Fanny Chiarello : Pas de côté, préface d’Isabelle Bonat-Luciani, Les Carnets du dessert de lune.

 De Fanny Chiarello, vient également de paraître : La vie effaçant toutes choses, recueil de nouvelles, éditions de l’Olivier

lundi 11 juillet 2016

Tombeau de Pamela Sauvage

Ce n’est pas uniquement le Tombeau de Pamela Sauvage que dresse Fanny Chiarello dans ce roman superbement construit mais aussi celui d’une époque, la nôtre. Elle s’y attelle en la faisant disparaître pour mieux la disséquer. Et ce à travers vingt-trois existences reliées les unes aux autres avec en tête de pont, et début de chaîne, celle de Pamela Sauvage dont le nom vient tout juste d’apparaître dans la rubrique nécrologique du journal régional.

Celui qui commente à coups de notes de bas de page le contexte social et politique au sein duquel se sont lovées et déroulées les différentes vies en question, est un philologue patenté. Il a à cœur d’expliquer les règles qui étaient  en vigueur (et c'est bien d’aujourd’hui qu'il s'agit)  dans la société à laquelle appartenaient tous ces défunts. Sa tâche est rude : il lui faut sans cesse revenir sur un lexique d’époque qui n’a plus cours.
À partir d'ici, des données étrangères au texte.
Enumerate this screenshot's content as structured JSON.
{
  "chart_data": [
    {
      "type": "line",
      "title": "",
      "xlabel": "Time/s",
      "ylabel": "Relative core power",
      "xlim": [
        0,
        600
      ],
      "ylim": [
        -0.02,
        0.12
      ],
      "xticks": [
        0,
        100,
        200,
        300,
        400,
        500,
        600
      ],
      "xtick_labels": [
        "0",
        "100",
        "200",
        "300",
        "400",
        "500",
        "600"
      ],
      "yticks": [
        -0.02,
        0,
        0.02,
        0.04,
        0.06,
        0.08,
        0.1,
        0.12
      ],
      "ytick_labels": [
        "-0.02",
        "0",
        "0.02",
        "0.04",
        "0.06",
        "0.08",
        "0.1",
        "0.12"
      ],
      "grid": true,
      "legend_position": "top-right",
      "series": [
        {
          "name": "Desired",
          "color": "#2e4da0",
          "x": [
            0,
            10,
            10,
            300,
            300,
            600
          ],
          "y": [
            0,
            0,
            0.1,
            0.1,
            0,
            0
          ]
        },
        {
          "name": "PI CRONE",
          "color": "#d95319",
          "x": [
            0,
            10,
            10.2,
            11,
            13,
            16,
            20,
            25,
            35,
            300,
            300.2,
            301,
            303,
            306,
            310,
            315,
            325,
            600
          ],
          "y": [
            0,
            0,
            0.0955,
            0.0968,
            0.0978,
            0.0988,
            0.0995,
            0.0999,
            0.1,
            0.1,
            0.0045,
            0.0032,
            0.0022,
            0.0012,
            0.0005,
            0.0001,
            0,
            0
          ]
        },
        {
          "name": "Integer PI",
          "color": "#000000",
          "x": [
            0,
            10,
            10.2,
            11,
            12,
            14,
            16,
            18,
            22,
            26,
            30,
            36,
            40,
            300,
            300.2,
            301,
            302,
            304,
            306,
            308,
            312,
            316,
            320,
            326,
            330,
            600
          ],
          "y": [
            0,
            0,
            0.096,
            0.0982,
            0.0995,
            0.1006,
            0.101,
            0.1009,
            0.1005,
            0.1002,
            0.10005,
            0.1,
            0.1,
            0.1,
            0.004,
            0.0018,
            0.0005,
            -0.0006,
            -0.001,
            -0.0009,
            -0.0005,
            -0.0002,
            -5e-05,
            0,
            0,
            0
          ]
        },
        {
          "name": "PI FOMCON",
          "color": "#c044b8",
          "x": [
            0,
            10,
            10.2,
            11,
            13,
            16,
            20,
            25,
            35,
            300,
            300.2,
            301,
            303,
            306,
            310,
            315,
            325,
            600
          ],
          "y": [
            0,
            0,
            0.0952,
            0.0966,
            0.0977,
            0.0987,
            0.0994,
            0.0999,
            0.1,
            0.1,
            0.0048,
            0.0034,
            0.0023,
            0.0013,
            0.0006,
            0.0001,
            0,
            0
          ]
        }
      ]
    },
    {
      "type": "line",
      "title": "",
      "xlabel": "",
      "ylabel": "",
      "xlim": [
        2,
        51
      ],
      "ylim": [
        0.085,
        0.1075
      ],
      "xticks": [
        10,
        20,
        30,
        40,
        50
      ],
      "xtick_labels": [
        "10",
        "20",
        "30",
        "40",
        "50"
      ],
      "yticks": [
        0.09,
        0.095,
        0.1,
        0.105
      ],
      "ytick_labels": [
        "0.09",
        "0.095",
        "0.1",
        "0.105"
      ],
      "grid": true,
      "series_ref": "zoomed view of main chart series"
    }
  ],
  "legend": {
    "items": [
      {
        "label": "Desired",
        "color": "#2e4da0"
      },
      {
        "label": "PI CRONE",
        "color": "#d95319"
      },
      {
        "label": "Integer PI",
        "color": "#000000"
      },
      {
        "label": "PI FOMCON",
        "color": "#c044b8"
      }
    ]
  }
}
Cet homme très scrupuleux vit dans un monde futur qui s’avère, en tous points, bien pire que l’actuel. Cette réalité, Fanny Chiarello la distille discrètement, et ne s’en sert surtout pas pour décerner des lauriers à une période de l’histoire qui, manifestement, ne les mérite pas. Elle se tient en permanence en équilibre entre deux époques aussi peu enviables l’une que l’autre, la première ayant sans doute naturellement (et libéralement) engendré la seconde. Son livre est en ce sens époustouflant. Tonique à souhait. Un  tombeau renversé. Avec à terre vingt-trois vies (dont celle d’un chien particulièrement futé) captées à un moment précis de leur parcours.

Ce joyau malicieux déjoue les règles habituelles du roman et permet aux notes de bas de pages de retrouver enfin toute leur vigueur. Elles sont en l’occurrence le principal matériau d’un texte subtil, inventif et efficace.

D’ailleurs, « ne sommes-nous pas une note de bas de page pour la plupart de ceux qui nous entourent ? », se demande Pamela Sauvage, désincarnée.

Fanny Chiarello : Tombeau de Pamela Sauvage, éditions La Contre-Allée.